The interesting thing about merge is that it does a no-op if you merge nil. This makes it perfect for us to still chain our Sifter scopes that we do not want applied.

[39] pry(main)> Order.where("orders.created_at < ?", 1.day.ago)
                      .merge(nil).to_sql

=> "SELECT "orders".* FROM "orders" WHERE
      (orders.created_at < '2016-11-17 17:00:10.598348')"

The not-so-great-thing about merge is that it only takes a single ActiveRecord::Relation as an argument which means you cannot do this:

pry(main)> Order.where("orders.created_at < ?", 1.day.ago)
                 .merge(Order.where(state: "processed"),
                        Order.where(state: "drafted")).to_sql

ArgumentError: wrong number of arguments (2 for 1)

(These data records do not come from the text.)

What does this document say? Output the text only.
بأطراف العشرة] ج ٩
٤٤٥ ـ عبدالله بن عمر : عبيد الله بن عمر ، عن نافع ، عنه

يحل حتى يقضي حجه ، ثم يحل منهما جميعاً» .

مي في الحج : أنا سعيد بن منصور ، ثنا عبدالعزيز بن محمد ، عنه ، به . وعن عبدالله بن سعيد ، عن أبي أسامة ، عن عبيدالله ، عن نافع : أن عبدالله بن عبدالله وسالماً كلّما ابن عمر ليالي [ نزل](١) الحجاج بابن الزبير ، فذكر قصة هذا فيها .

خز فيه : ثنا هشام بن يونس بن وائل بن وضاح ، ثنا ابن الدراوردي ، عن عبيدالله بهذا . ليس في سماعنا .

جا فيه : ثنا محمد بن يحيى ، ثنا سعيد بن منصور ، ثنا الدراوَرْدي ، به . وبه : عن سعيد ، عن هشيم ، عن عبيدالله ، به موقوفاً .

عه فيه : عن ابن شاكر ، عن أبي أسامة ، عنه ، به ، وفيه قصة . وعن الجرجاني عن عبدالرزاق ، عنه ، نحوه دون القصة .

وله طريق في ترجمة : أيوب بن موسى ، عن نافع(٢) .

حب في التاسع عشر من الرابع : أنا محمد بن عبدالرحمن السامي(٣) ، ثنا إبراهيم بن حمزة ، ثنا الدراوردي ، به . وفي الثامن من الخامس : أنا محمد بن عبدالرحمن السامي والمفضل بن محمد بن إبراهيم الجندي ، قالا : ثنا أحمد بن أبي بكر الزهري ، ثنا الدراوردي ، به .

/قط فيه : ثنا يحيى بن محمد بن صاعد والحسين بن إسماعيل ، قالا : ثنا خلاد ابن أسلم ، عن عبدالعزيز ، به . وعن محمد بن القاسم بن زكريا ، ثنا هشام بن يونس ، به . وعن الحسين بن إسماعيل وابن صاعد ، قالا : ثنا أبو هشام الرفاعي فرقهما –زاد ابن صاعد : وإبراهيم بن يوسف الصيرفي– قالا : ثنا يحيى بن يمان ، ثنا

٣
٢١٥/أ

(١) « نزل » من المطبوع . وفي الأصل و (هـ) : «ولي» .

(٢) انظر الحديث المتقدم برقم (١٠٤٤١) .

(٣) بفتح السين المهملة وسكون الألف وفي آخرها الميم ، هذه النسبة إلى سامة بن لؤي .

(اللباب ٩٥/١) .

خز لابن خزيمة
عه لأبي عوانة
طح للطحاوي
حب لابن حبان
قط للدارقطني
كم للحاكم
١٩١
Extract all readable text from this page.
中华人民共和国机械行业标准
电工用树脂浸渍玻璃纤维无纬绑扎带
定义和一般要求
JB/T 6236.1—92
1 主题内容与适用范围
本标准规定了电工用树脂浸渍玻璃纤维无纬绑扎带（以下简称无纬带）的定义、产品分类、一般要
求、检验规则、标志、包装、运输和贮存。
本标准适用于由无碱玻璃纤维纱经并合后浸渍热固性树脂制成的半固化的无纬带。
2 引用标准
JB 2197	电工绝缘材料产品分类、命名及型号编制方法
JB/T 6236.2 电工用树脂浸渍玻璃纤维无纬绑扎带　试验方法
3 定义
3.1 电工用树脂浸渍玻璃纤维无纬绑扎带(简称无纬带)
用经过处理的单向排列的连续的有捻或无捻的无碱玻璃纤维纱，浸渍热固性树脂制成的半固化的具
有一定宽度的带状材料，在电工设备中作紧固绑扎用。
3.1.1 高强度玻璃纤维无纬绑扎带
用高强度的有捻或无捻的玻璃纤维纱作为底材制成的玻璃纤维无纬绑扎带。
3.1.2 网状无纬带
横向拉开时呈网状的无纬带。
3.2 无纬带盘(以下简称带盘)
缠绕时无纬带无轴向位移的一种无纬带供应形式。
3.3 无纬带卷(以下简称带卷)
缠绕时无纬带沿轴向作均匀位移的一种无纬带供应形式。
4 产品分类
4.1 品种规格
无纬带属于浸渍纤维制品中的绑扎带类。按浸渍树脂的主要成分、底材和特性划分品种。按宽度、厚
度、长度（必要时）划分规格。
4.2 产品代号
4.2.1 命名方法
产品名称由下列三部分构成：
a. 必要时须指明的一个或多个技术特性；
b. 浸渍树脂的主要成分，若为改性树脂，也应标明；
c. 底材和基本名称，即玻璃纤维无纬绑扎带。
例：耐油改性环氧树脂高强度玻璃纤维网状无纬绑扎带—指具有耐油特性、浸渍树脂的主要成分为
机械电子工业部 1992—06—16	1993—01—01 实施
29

So, let’s add a class method to our Order model that lets us pass multiple scopes to be merged.

# app/models/order.rb
def self.apply_scopes(*filters)
  filters.inject(scoped) do |scope_chain, filter|
    scope_chain.merge(filter)
  end
end

And now we can rewrite our controller method to take advantage of all this awesomesauce.

# app/controllers/orders_controller.rb
def index
  sifter = OrderSifter.new(order_params)
  @orders = current_user.orders
            .apply_scopes(sifter.state, sifter.archived, sifter.created_at)
            .order(created_at: :desc)
end

Treat Yourself

We now end up with a controller method that still allows chaining scopes, but with the power of being conditionally applied. Since only one database query is performed here, there is no performance sacrifice.

This pattern has served us well in solving a very common problem in a flexible, easily understood manner. We hope it serves you well, too!